DS Holiday Party: for stormymouse, by Isis (isiscolo)

Dec 19, 2006 10:26

what he remembers
PG, 640 words
Prompt 26: Stella/Ray K. "Sometimes I think you love the car more than me."
Thanks to malnpudl and secret_garden for beta, and to minervacat for Chicago help.


Good thing Stella doesn't come down to the station too often, 'cause it hurts like a bullet in his heart to see her, now that the two of them are divorced, split up, doneski. No matter how you put it, it sounds bad. It wasn't supposed to happen this way.

Ray watches her stride toward Welsh's office, focused and furious, high heels click-clicking. She doesn't even look at him. He watches her, not realizing he's holding his breath until Frannie comes up behind him and says, "I bet it's weird to see her in here, huh?"

He stammers something, and she nods, saying that she doesn't run into her ex-husband very often, thank God, because just seeing him makes her so angry she could spit. What a loser. Bastard even broke her arm once. "So I know how you feel, Ray," Frannie says, heading back to her desk. Good thing she doesn't seem to require an answer. Because that isn't how he feels at all.

What he feels when he looks at Stella - well, it isn't anger, but it sure as hell isn't happiness. It's like there's a Stella-shaped hole in his life that nothing else can fill, and it hits him like a punch in the gut. Because what he remembers when he looks at her are the good things, the good times, before the fights about her long hours and his bad habits, before just loving each other like crazy turned out to be not enough to keep them together.

He remembers one Saturday afternoon in September, when they both had the day off - hell, that alone would have made it worth celebrating, 'cause it didn't happen nearly often enough. But on top of that, it was a beautiful day, warm and sunny, and the sky was this amazing clear blue like nothing Ray had ever seen before.

They'd driven to Montrose Beach. Stella had made a picnic lunch, so they sat on an old tablecloth that she'd spread across the sand, eating sandwiches and drinking wine out of plastic cups, watching waves crash against the curving jetty and sailboats skidding along the horizon. The hot sun and the light breeze combined on Ray's skin to create the perfect temperature, the perfect day to be out on the beach with his girl. Stella had giggled when he'd firmly set her empty cup off to the side and slid over her, kissing her into the soft sand.

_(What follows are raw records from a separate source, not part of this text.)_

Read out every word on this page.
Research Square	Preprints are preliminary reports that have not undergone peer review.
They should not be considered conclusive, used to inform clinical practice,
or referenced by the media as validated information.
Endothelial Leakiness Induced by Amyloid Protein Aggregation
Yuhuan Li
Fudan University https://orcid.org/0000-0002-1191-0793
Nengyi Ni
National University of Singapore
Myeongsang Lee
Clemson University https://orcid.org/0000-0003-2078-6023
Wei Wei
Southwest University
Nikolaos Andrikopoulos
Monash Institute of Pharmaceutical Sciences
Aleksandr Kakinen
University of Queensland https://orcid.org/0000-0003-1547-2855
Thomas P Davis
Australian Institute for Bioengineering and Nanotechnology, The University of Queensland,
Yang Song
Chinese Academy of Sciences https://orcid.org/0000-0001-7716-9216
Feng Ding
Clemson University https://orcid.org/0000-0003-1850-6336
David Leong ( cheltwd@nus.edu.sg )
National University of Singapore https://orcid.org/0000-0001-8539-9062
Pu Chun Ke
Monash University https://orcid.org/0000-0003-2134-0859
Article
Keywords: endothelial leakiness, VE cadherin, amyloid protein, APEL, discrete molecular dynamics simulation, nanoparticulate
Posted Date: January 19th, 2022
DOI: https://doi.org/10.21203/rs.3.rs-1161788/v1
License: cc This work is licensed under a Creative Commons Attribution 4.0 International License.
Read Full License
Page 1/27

Her lips were soft, too; he remembers that. He remembers the way her breasts sort of squished against his chest, the way her giggles changed into tiny gasping moans. When he rolled off to the side, she'd snuggled into his arm and whispered into his neck, "Let's go home."

They had gathered up the remains of their lunch and walked back to the car hand in hand. As he put the things in the trunk, she opened the passenger door.

"Hey," he had said, touching her arm to keep her from getting in the car. "You've got sand on your butt." His hand dropped to brush it off, but she grabbed him by the wrist.

"You just want to feel me up," she'd said, smiling.

"Nah, I can do that any time. I just don't want you to get sand in the car."

"Sometimes I think you love the car more than me." Her lips curved into a pout, but her eyes were bright and laughing, and he grinned as he pushed the door shut again and pinned her against it with his body.

"Stella," he had said fervently, between wild kisses, "there is nothing in this world I love more than you."

Both of them had known then, on that sunny September day, that it was the absolute truth. Now, years later, Ray thinks that maybe it still is.